Il discorso dell’assessora Randi a 31 anni dalla tragedia

Intervenendo questa mattina in rappresentanza del Comune alla cerimonia di commemorazione delle vittime dell’incidente dell’elicottero caduto al largo di Marina di Ravenna il 25 novembre 1990, l’assessora alle Attività produttive Annagiulia Randi ha dichiarato:

“Sono passati 31 anni dalla tragedia che ha colpito la nostra comunità, in cui persero la vita 13 lavoratori nostri concittadini.

Siamo qui oggi, a ricordarli, ad esprimere il nostro cordoglio alle famiglie alle quali troppo presto sono state strappate queste giovani vite.

Non ci sono parole di conforto che possano lenire il dolore della perdita di una persona cara che anche a distanza di molti anni è lancinante per queste famiglie.
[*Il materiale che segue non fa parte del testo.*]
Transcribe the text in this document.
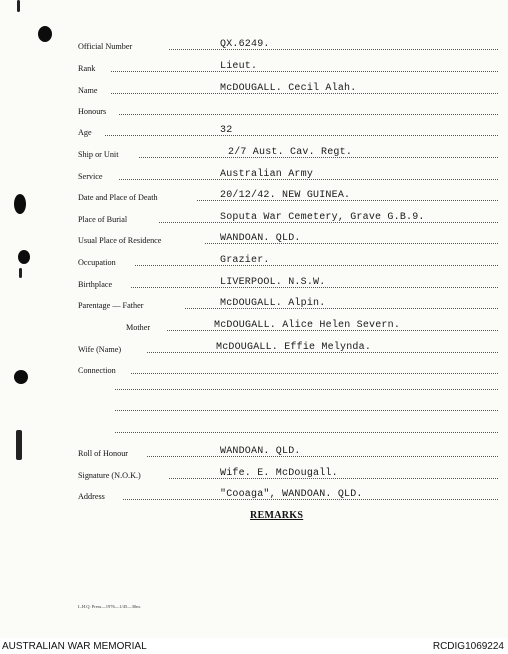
Official Number	QX.6249.
Rank	Lieut.
Name	McDOUGALL. Cecil Alah.
Honours
Age	32
Ship or Unit	2/7 Aust. Cav. Regt.
Service	Australian Army
Date and Place of Death	20/12/42. NEW GUINEA.
Place of Burial	Soputa War Cemetery, Grave G.B.9.
Usual Place of Residence	WANDOAN. QLD.
Occupation	Grazier.
Birthplace	LIVERPOOL. N.S.W.
Parentage — Father	McDOUGALL. Alpin.
Mother	McDOUGALL. Alice Helen Severn.
Wife (Name)	McDOUGALL. Effie Melynda.
Connection
Roll of Honour	WANDOAN. QLD.
Signature (N.O.K.)	Wife. E. McDougall.
Address	"Cooaga", WANDOAN. QLD.
REMARKS
L.H.Q. Press—1976—1/45—30m.
AUSTRALIAN WAR MEMORIAL	RCDIG1069224
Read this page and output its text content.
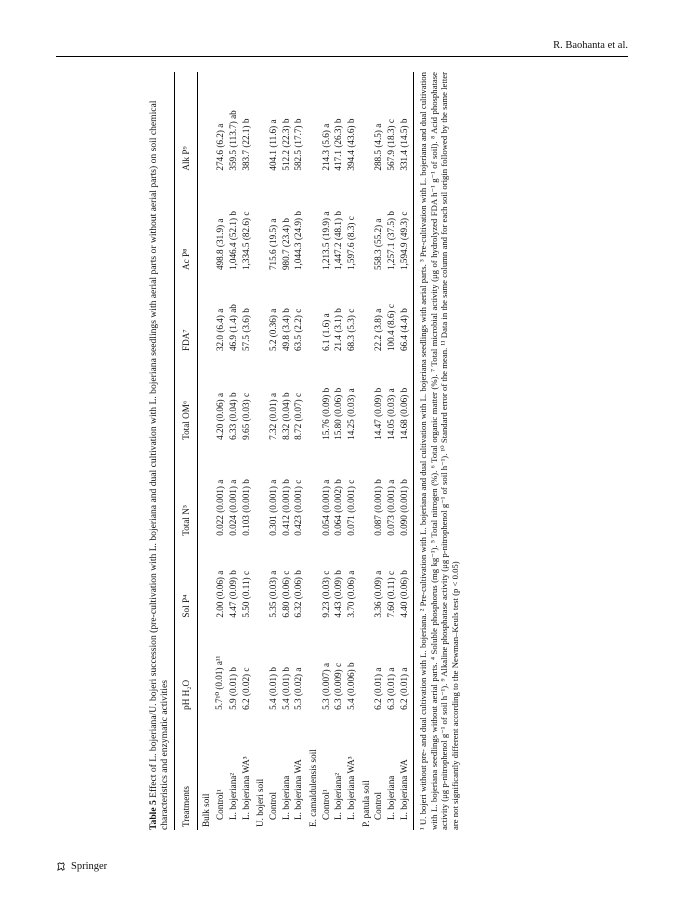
R. Baohanta et al.

Table 5 Effect of L. bojeriana/U. bojeri succession (pre-cultivation with L. bojeriana and dual cultivation with L. bojeriana seedlings with aerial parts or without aerial parts) on soil chemical characteristics and enzymatic activities Treatments	pH H₂O	Sol P⁴	Total N⁵	Total OM⁶	FDA⁷	Ac P⁸	Alk P⁹
Bulk soil							
Control¹	5.7¹⁰ (0.01) a¹¹	2.00 (0.06) a	0.022 (0.001) a	4.20 (0.06) a	32.0 (6.4) a	498.8 (31.9) a	274.6 (6.2) a
L. bojeriana²	5.9 (0.01) b	4.47 (0.09) b	0.024 (0.001) a	6.33 (0.04) b	46.9 (1.4) ab	1,046.4 (52.1) b	359.5 (113.7) ab
L. bojeriana WA³	6.2 (0.02) c	5.50 (0.11) c	0.103 (0.001) b	9.65 (0.03) c	57.5 (3.6) b	1,334.5 (82.6) c	383.7 (22.1) b
U. bojeri soil							
Control	5.4 (0.01) b	5.35 (0.03) a	0.301 (0.001) a	7.32 (0.01) a	5.2 (0.36) a	715.6 (19.5) a	404.1 (11.6) a
L. bojeriana	5.4 (0.01) b	6.80 (0.06) c	0.412 (0.001) b	8.32 (0.04) b	49.8 (3.4) b	980.7 (23.4) b	512.2 (22.3) b
L. bojeriana WA	5.3 (0.02) a	6.32 (0.06) b	0.423 (0.001) c	8.72 (0.07) c	63.5 (2.2) c	1,044.3 (24.9) b	582.5 (17.7) b
E. camaldulensis soil							
Control¹	5.3 (0.007) a	9.23 (0.03) c	0.054 (0.001) a	15.76 (0.09) b	6.1 (1.6) a	1,213.5 (19.9) a	214.3 (5.6) a
L. bojeriana²	6.3 (0.009) c	4.43 (0.09) b	0.064 (0.002) b	15.80 (0.06) b	21.4 (3.1) b	1,447.2 (48.1) b	417.1 (26.3) b
L. bojeriana WA³	5.4 (0.006) b	3.70 (0.06) a	0.071 (0.001) c	14.25 (0.03) a	68.3 (5.3) c	1,597.6 (8.3) c	394.4 (43.6) b
P. patula soil							
Control	6.2 (0.01) a	3.36 (0.09) a	0.087 (0.001) b	14.47 (0.09) b	22.2 (3.8) a	558.3 (55.2) a	288.5 (4.5) a
L. bojeriana	6.3 (0.01) a	7.60 (0.11) c	0.073 (0.001) a	14.05 (0.03) a	100.4 (8.6) c	1,257.1 (37.5) b	567.9 (18.3) c
L. bojeriana WA	6.2 (0.01) a	4.40 (0.06) b	0.090 (0.001) b	14.68 (0.06) b	66.4 (4.4) b	1,594.9 (49.3) c	331.4 (14.5) b ¹ U. bojeri without pre- and dual cultivation with L. bojeriana. ² Pre-cultivation with L. bojeriana and dual cultivation with L. bojeriana seedlings with aerial parts. ³ Pre-cultivation with L. bojeriana and dual cultivation with L. bojeriana seedlings without aerial parts. ⁴ Soluble phosphorus (mg kg⁻¹). ⁵ Total nitrogen (%). ⁶ Total organic matter (%). ⁷ Total microbial activity (μg of hydrolyzed FDA h⁻¹ g⁻¹ of soil). ⁸ Acid phosphatase activity (μg p-nitrophenol g⁻¹ of soil h⁻¹). ⁹ Alkaline phosphatase activity (μg p-nitrophenol g⁻¹ of soil h⁻¹). ¹⁰ Standard error of the mean. ¹¹ Data in the same column and for each soil origin followed by the same letter are not significantly different according to the Newman–Keuls test (p < 0.05)
Springer
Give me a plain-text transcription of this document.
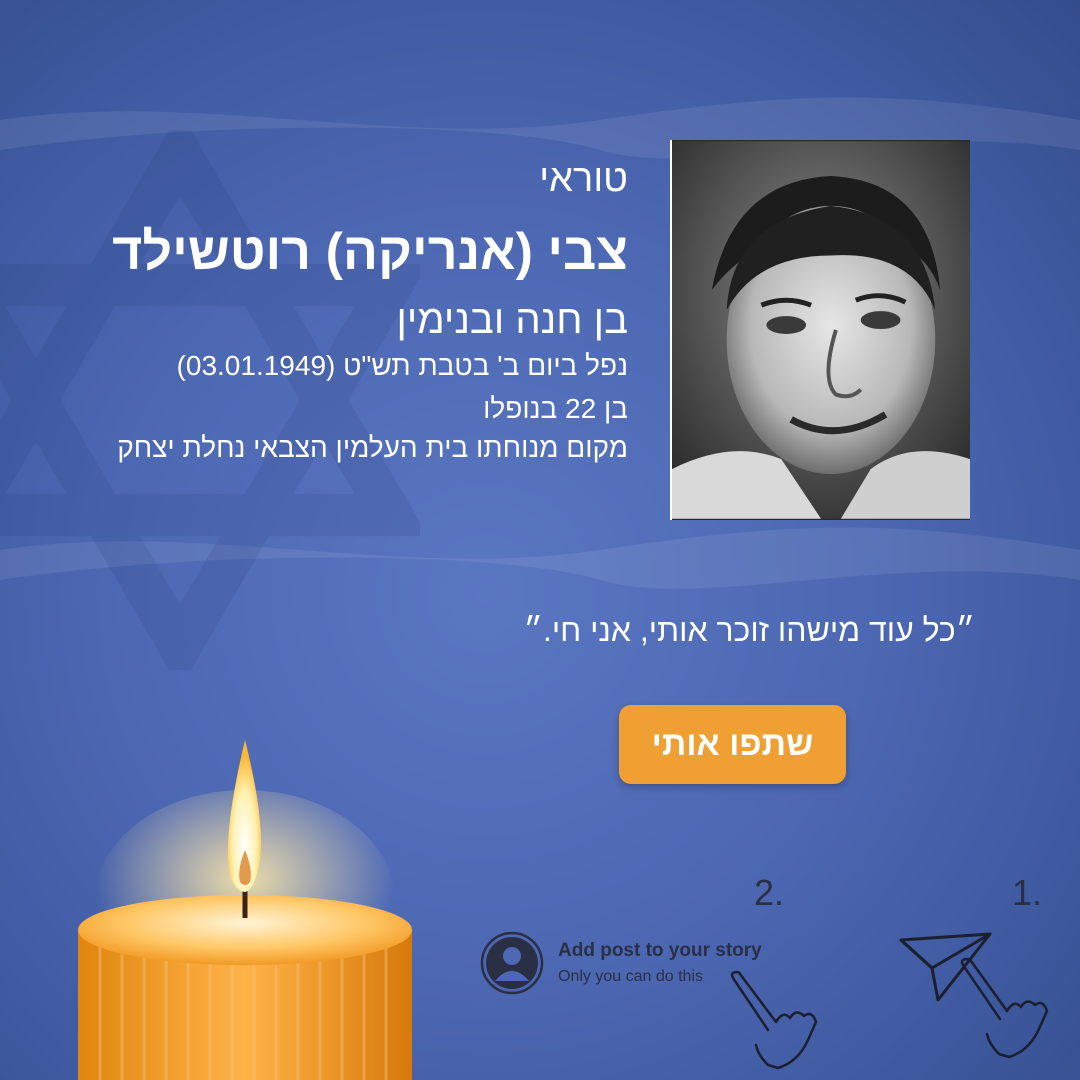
טוראי
צבי (אנריקה) רוטשילד
בן חנה ובנימין
נפל ביום ב' בטבת תש"ט (03.01.1949)
בן 22 בנופלו
מקום מנוחתו בית העלמין הצבאי נחלת יצחק
״כל עוד מישהו זוכר אותי, אני חי.״
שתפו אותי
2.	1.
Add post to your story
Only you can do this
Mi rivolgo proprio a quest’ultime rinnovando loro il profondo senso di riconoscenza che ognuno di noi dovrebbe nutrire verso chi ha perso la vita mentre compiva il proprio dovere.

La nostra Costituzione fonda la nostra Repubblica sul lavoro e lo riconosce come un diritto imprescindibile che lo Stato e le istituzioni tutte hanno il dovere di promuovere e tutelare. Eppure ancora oggi, all’alba del 2022, assistiamo a troppi infortuni a troppi incidenti mortali sul lavoro.
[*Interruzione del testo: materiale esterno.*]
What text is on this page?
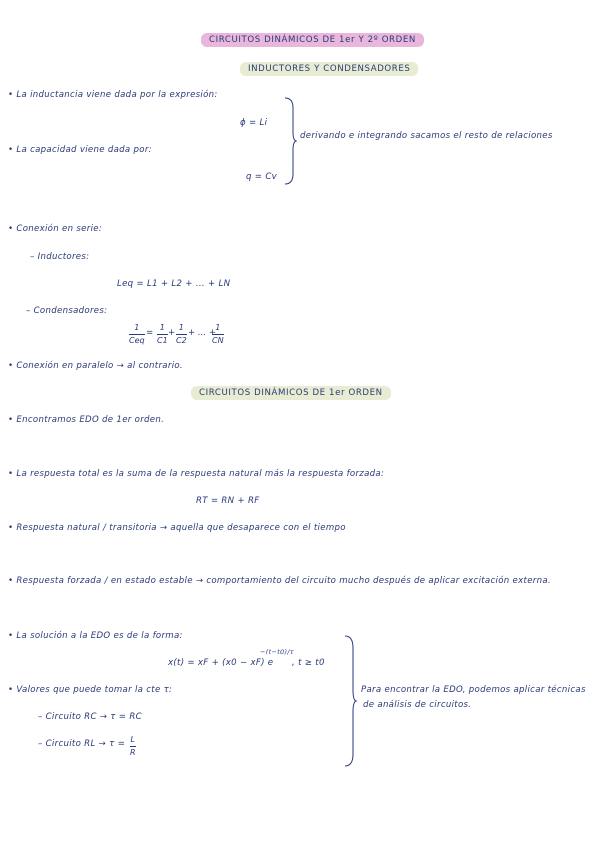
CIRCUITOS DINÁMICOS DE 1er Y 2º ORDEN
INDUCTORES Y CONDENSADORES
• La inductancia viene dada por la expresión:
ϕ = Li
• La capacidad viene dada por:
q = Cv
derivando e integrando sacamos el resto de relaciones
• Conexión en serie:
– Inductores:
Leq = L1 + L2 + ... + LN
– Condensadores:
1
Ceq
=
1
C1
+
1
C2
+ ... +
1
CN
• Conexión en paralelo → al contrario.
CIRCUITOS DINÁMICOS DE 1er ORDEN
• Encontramos EDO de 1er orden.
• La respuesta total es la suma de la respuesta natural más la respuesta forzada:
RT = RN + RF
• Respuesta natural / transitoria → aquella que desaparece con el tiempo
• Respuesta forzada / en estado estable → comportamiento del circuito mucho después de aplicar excitación externa.
• La solución a la EDO es de la forma:
x(t) = xF + (x0 − xF) e
−(t−t0)/τ
, t ≥ t0
• Valores que puede tomar la cte τ:
– Circuito RC → τ = RC
– Circuito RL → τ = L
R
Para encontrar la EDO, podemos aplicar técnicas
de análisis de circuitos.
La sicurezza sui luoghi del lavoro è un tema attuale per il quale ancora oggi evidentemente non si fa abbastanza. Si deve fare di più. La sicurezza è un bene primario assoluto che deve essere perseguito e garantito dalla legge.

Oggi dobbiamo rivolgere il nostro pensiero a quei giovani ragazzi che una mattina si sono recati al lavoro e non hanno più fatto ritorno alle loro case, dai loro cari.

Noi tutti oggi siamo qui per fare in modo che vittime di tragedie come queste non vengano mai dimenticate, ma c’è solo un modo affinché la memoria non svanisca pian piano: impegnarci al massimo tutti quanti, ciascuno per le proprie competenze, affinché tragedie come questa non si ripetano e nessun’altra famiglia debba piangere un proprio caro”.